Greetings from Kamwenge!

This morning we woke up lacking electricity. After scrambling around to locate our flashlights, we managed to get dressed, eat breakfast, and leave for church at KSVS by 8:30 am.

FPC Team dressed for church

We attended the worship service for the students and staff at KSVS. It was full of music, celebration and songs.

During the offering, people came forth not only with shillings, but produce and goods (avocados, sugar cane, candy, bananas, etc) as an expression of their offerings to God. Later in the service, these goods were auctioned off and converted into shillings. Someone purchased a sugar cane and presented it to Abby and Spencer as a gift.

Ugandan worshiper gives sugar cane to Abby and Spencer

The order of worship went by the Uganda Anglican format and was led by an Anglican priest from town. Spencer gave the sermon, which was well received by all. Two and a half hours later church ended, and, after a short break, we returned to watch an Easter Carol program presented by the primary school students. They did an excellent job – well disciplined, well rehearsed, and with lots of spirit!. Plenty of music, dancing, and Easter skits.
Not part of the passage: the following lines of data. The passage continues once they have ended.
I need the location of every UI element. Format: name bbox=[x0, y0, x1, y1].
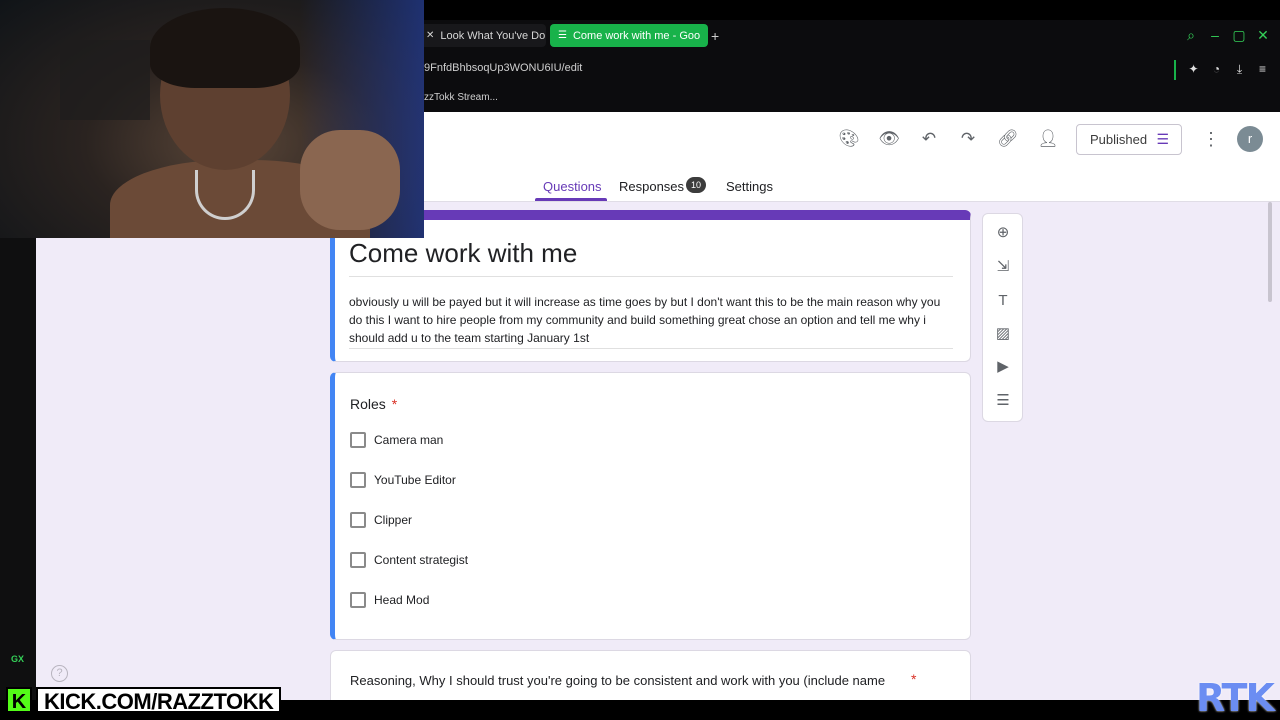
tab-questions-underline bbox=[535, 198, 607, 201]
add-image-icon[interactable]: ▨ bbox=[992, 323, 1014, 345]
floating-toolbar: ⊕ ⇲ T ▨ ▶ ☰ bbox=[982, 213, 1023, 422]
published-button[interactable]: Published ☰ bbox=[1076, 124, 1182, 155]
question-card-roles[interactable]: Roles * Camera man YouTube Editor Clipper… bbox=[330, 372, 971, 640]
link-icon[interactable]: 🔗︎ bbox=[997, 128, 1019, 150]
question-title: Roles * bbox=[350, 396, 397, 412]
option-label: Content strategist bbox=[374, 553, 469, 567]
minimize-icon[interactable]: – bbox=[1208, 26, 1222, 44]
tab-settings[interactable]: Settings bbox=[726, 179, 773, 194]
tab-responses[interactable]: Responses bbox=[619, 179, 684, 194]
option-label: Clipper bbox=[374, 513, 413, 527]
add-question-icon[interactable]: ⊕ bbox=[992, 222, 1014, 244]
url-field[interactable]: 9FnfdBhbsoqUp3WONU6IU/edit bbox=[424, 62, 582, 74]
menu-icon[interactable]: ≡ bbox=[1255, 61, 1270, 77]
page-scrollbar[interactable] bbox=[1268, 202, 1272, 302]
option-youtube-editor[interactable]: YouTube Editor bbox=[350, 472, 456, 488]
bookmark-item[interactable]: zzTokk Stream... bbox=[424, 92, 498, 103]
description-divider bbox=[349, 348, 953, 349]
form-description[interactable]: obviously u will be payed but it will in… bbox=[349, 293, 955, 347]
tab-label: Look What You've Do bbox=[440, 29, 546, 42]
webcam-person-hand bbox=[300, 130, 400, 230]
checkbox[interactable] bbox=[350, 552, 366, 568]
question-title-text: Reasoning, Why I should trust you're goi… bbox=[350, 673, 886, 688]
responses-count-badge: 10 bbox=[686, 177, 706, 193]
add-title-icon[interactable]: T bbox=[992, 290, 1014, 312]
add-collaborator-icon[interactable]: 👤︎ bbox=[1037, 128, 1059, 150]
palette-icon[interactable]: 🎨︎ bbox=[838, 128, 860, 150]
webcam-person-hair bbox=[150, 8, 300, 88]
kick-url: KICK.COM/RAZZTOKK bbox=[36, 687, 282, 714]
preview-eye-icon[interactable]: 👁︎ bbox=[878, 128, 900, 150]
published-label: Published bbox=[1090, 132, 1148, 147]
tab-come-work-with-me[interactable]: ☰ Come work with me - Goo bbox=[550, 24, 708, 47]
close-icon[interactable]: ✕ bbox=[426, 30, 434, 41]
forms-icon: ☰ bbox=[558, 30, 567, 41]
browser-sidebar bbox=[0, 238, 36, 700]
webcam-feed bbox=[0, 0, 424, 238]
checkbox[interactable] bbox=[350, 592, 366, 608]
option-content-strategist[interactable]: Content strategist bbox=[350, 552, 468, 568]
required-asterisk: * bbox=[911, 671, 917, 687]
option-label: Head Mod bbox=[374, 593, 430, 607]
import-questions-icon[interactable]: ⇲ bbox=[992, 256, 1014, 278]
maximize-icon[interactable]: ▢ bbox=[1232, 26, 1246, 44]
option-head-mod[interactable]: Head Mod bbox=[350, 592, 429, 608]
webcam-background-poster bbox=[60, 40, 150, 120]
gx-label: GX bbox=[11, 654, 25, 664]
checkbox[interactable] bbox=[350, 472, 366, 488]
option-label: Camera man bbox=[374, 433, 444, 447]
add-section-icon[interactable]: ☰ bbox=[992, 390, 1014, 412]
undo-icon[interactable]: ↶ bbox=[918, 128, 940, 150]
option-clipper[interactable]: Clipper bbox=[350, 512, 412, 528]
window-controls: ⌕ – ▢ ✕ bbox=[1184, 26, 1270, 44]
rtk-logo: RTK bbox=[1196, 676, 1275, 720]
tab-look-what-youve-done[interactable]: ✕ Look What You've Do bbox=[418, 24, 546, 47]
close-window-icon[interactable]: ✕ bbox=[1256, 26, 1270, 44]
tab-label: Come work with me - Goo bbox=[572, 29, 701, 42]
checkbox[interactable] bbox=[350, 432, 366, 448]
profile-icon[interactable]: ◔ bbox=[1209, 61, 1224, 77]
accent-divider bbox=[1174, 60, 1176, 80]
form-title[interactable]: Come work with me bbox=[349, 238, 577, 269]
download-icon[interactable]: ⤓ bbox=[1232, 61, 1247, 77]
tune-icon: ☰ bbox=[1156, 131, 1169, 147]
kick-logo: K bbox=[6, 687, 32, 713]
avatar[interactable]: r bbox=[1237, 126, 1263, 152]
tab-questions[interactable]: Questions bbox=[543, 179, 602, 194]
option-camera-man[interactable]: Camera man bbox=[350, 432, 443, 448]
new-tab-button[interactable]: + bbox=[711, 28, 719, 44]
question-title-text: Roles bbox=[350, 396, 386, 412]
extensions-icon[interactable]: ✦ bbox=[1186, 61, 1201, 77]
search-icon[interactable]: ⌕ bbox=[1184, 26, 1198, 44]
title-divider bbox=[349, 276, 953, 277]
add-video-icon[interactable]: ▶ bbox=[992, 356, 1014, 378]
help-icon[interactable]: ? bbox=[51, 665, 68, 682]
option-label: YouTube Editor bbox=[374, 473, 456, 487]
redo-icon[interactable]: ↷ bbox=[957, 128, 979, 150]
more-options-icon[interactable]: ⋮ bbox=[1202, 128, 1220, 150]
extension-icons: ✦ ◔ ⤓ ≡ bbox=[1186, 61, 1270, 77]
required-asterisk: * bbox=[391, 396, 398, 412]
form-title-card[interactable]: Come work with me obviously u will be pa… bbox=[330, 210, 971, 362]
checkbox[interactable] bbox=[350, 512, 366, 528]
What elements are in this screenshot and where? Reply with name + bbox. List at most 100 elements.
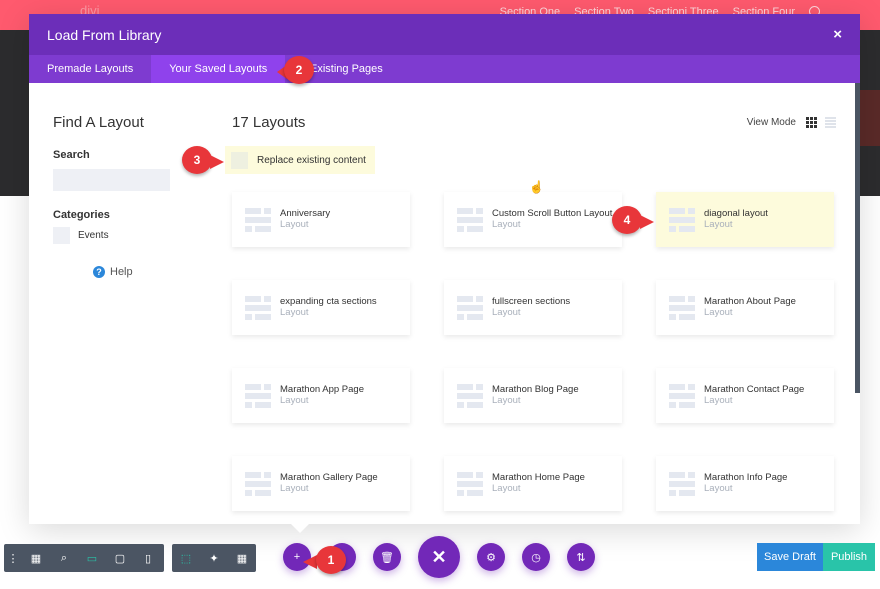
- layout-icon: [457, 471, 483, 496]
- layout-grid: Anniversary Layout Custom Scroll Button La…: [232, 192, 834, 511]
- layout-card-text: Marathon Gallery Page Layout: [280, 472, 378, 495]
- modal-tabs: Premade Layouts Your Saved Layouts r Exi…: [29, 55, 860, 83]
- layout-card[interactable]: Marathon Blog Page Layout: [444, 368, 622, 423]
- portability-button[interactable]: ⇅: [567, 543, 595, 571]
- category-label: Events: [78, 230, 109, 241]
- callout-badge: 2: [284, 56, 314, 84]
- layout-type: Layout: [704, 219, 733, 230]
- publish-button[interactable]: Publish: [823, 543, 875, 571]
- layout-card[interactable]: Marathon Gallery Page Layout: [232, 456, 410, 511]
- layout-card-text: fullscreen sections Layout: [492, 296, 570, 319]
- search-label: Search: [53, 149, 90, 161]
- layout-icon: [669, 295, 695, 320]
- layout-icon: [669, 207, 695, 232]
- zoom-icon[interactable]: ⌕: [50, 544, 78, 572]
- layout-card-text: Custom Scroll Button Layout Layout: [492, 208, 612, 231]
- help-icon: ?: [93, 266, 105, 278]
- layout-icon: [669, 471, 695, 496]
- replace-existing-content-toggle[interactable]: Replace existing content: [225, 146, 375, 174]
- layout-card[interactable]: Custom Scroll Button Layout Layout: [444, 192, 622, 247]
- layout-title: Marathon Blog Page: [492, 384, 579, 395]
- layout-card[interactable]: Marathon Info Page Layout: [656, 456, 834, 511]
- callout-badge: 3: [182, 146, 212, 174]
- layout-title: Marathon Gallery Page: [280, 472, 378, 483]
- callout-4: 4: [612, 206, 660, 234]
- layout-card-text: Anniversary Layout: [280, 208, 330, 231]
- layout-icon: [245, 471, 271, 496]
- layout-title: Anniversary: [280, 208, 331, 219]
- layout-type: Layout: [492, 219, 521, 230]
- history-button[interactable]: ◷: [522, 543, 550, 571]
- layout-card-text: Marathon Contact Page Layout: [704, 384, 804, 407]
- callout-pointer: [303, 555, 317, 569]
- layout-type: Layout: [280, 483, 309, 494]
- list-view-icon[interactable]: [825, 117, 836, 128]
- category-item[interactable]: Events: [53, 227, 173, 244]
- layout-card[interactable]: diagonal layout Layout: [656, 192, 834, 247]
- menu-dots-icon[interactable]: ⋮: [4, 544, 22, 572]
- modal-pointer-notch: [291, 524, 309, 533]
- close-builder-button[interactable]: ✕: [418, 536, 460, 578]
- find-layout-heading: Find A Layout: [53, 114, 144, 131]
- replace-label: Replace existing content: [257, 154, 366, 166]
- hero-image-fragment: [860, 90, 880, 146]
- layout-card-text: expanding cta sections Layout: [280, 296, 377, 319]
- layout-title: diagonal layout: [704, 208, 768, 219]
- layout-icon: [245, 383, 271, 408]
- callout-pointer: [210, 155, 224, 169]
- settings-button[interactable]: ⚙: [477, 543, 505, 571]
- select-icon[interactable]: ⬚: [172, 544, 200, 572]
- save-draft-button[interactable]: Save Draft: [757, 543, 823, 571]
- callout-1: 1: [303, 546, 358, 574]
- layout-type: Layout: [492, 483, 521, 494]
- callout-pointer: [640, 215, 654, 229]
- layout-title: Marathon App Page: [280, 384, 364, 395]
- layout-card-text: Marathon About Page Layout: [704, 296, 796, 319]
- layout-icon: [457, 207, 483, 232]
- layout-title: Custom Scroll Button Layout: [492, 208, 613, 219]
- tab-your-saved-layouts[interactable]: Your Saved Layouts: [151, 55, 286, 83]
- layout-card[interactable]: Marathon About Page Layout: [656, 280, 834, 335]
- layout-type: Layout: [704, 395, 733, 406]
- desktop-icon[interactable]: ▭: [78, 544, 106, 572]
- layout-icon: [457, 383, 483, 408]
- layout-type: Layout: [280, 219, 309, 230]
- hand-cursor-icon: ☝: [529, 180, 544, 194]
- callout-2: 2: [277, 56, 332, 84]
- load-from-library-modal: Load From Library × Premade Layouts Your…: [29, 14, 860, 524]
- tablet-icon[interactable]: ▢: [106, 544, 134, 572]
- layout-icon: [457, 295, 483, 320]
- layout-type: Layout: [704, 483, 733, 494]
- grid-view-icon[interactable]: [806, 117, 817, 128]
- layout-card[interactable]: Marathon App Page Layout: [232, 368, 410, 423]
- click-mode-icon[interactable]: ✦: [200, 544, 228, 572]
- layout-card[interactable]: expanding cta sections Layout: [232, 280, 410, 335]
- close-icon[interactable]: ×: [833, 26, 842, 43]
- layout-count: 17 Layouts: [232, 114, 306, 131]
- layout-card[interactable]: fullscreen sections Layout: [444, 280, 622, 335]
- replace-checkbox[interactable]: [231, 151, 248, 169]
- layout-type: Layout: [492, 395, 521, 406]
- callout-badge: 1: [316, 546, 346, 574]
- help-label: Help: [110, 266, 133, 278]
- layout-icon: [245, 295, 271, 320]
- help-link[interactable]: ? Help: [93, 266, 173, 278]
- wireframe-icon[interactable]: ▦: [22, 544, 50, 572]
- layout-title: Marathon Contact Page: [704, 384, 805, 395]
- callout-badge: 4: [612, 206, 642, 234]
- search-input[interactable]: [53, 169, 170, 191]
- layout-icon: [669, 383, 695, 408]
- layout-icon: [245, 207, 271, 232]
- layout-card[interactable]: Marathon Contact Page Layout: [656, 368, 834, 423]
- modal-title: Load From Library: [47, 26, 162, 43]
- layout-card-text: Marathon Info Page Layout: [704, 472, 787, 495]
- layout-title: Marathon Info Page: [704, 472, 788, 483]
- tab-premade-layouts[interactable]: Premade Layouts: [29, 55, 151, 83]
- scrollbar[interactable]: [855, 83, 860, 393]
- layout-card[interactable]: Anniversary Layout: [232, 192, 410, 247]
- category-checkbox[interactable]: [53, 227, 70, 244]
- trash-button[interactable]: 🗑: [373, 543, 401, 571]
- layout-card[interactable]: Marathon Home Page Layout: [444, 456, 622, 511]
- phone-icon[interactable]: ▯: [134, 544, 162, 572]
- grid-icon[interactable]: ▦: [228, 544, 256, 572]
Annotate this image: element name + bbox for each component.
Easter skit by Kamwenge kids

Dancing in worship

Drumming accompanies singing and dancing

Singing Easter songs

Our stay here in Kamwenge has been on of much learning – lots of one-on-one with students, staff, and parents in the community. Rev. John has continued to promote, educate, and develop KSVS – in an effort to gradually change the lifestyles and dreams of the children and community. I, personally, have spent time with the soccer players, catering to their sprains and strains in preparation for the big game last Friday. The ladies who come with back and neck pain are more difficult to treat – but compassion and hands on approach is well received. They have a difficult life, with many children to care for, cooking, cleaning, laundry and gardening – all without running water, stoves, or electricity, just to name a few drawbacks.

Tonight we are able to kick back, have some time for devotions, and summarize our time spent thus far – and what we hope to accomplish in the coming week.  We have been blessed with warm sunshine and some exciting rain storms.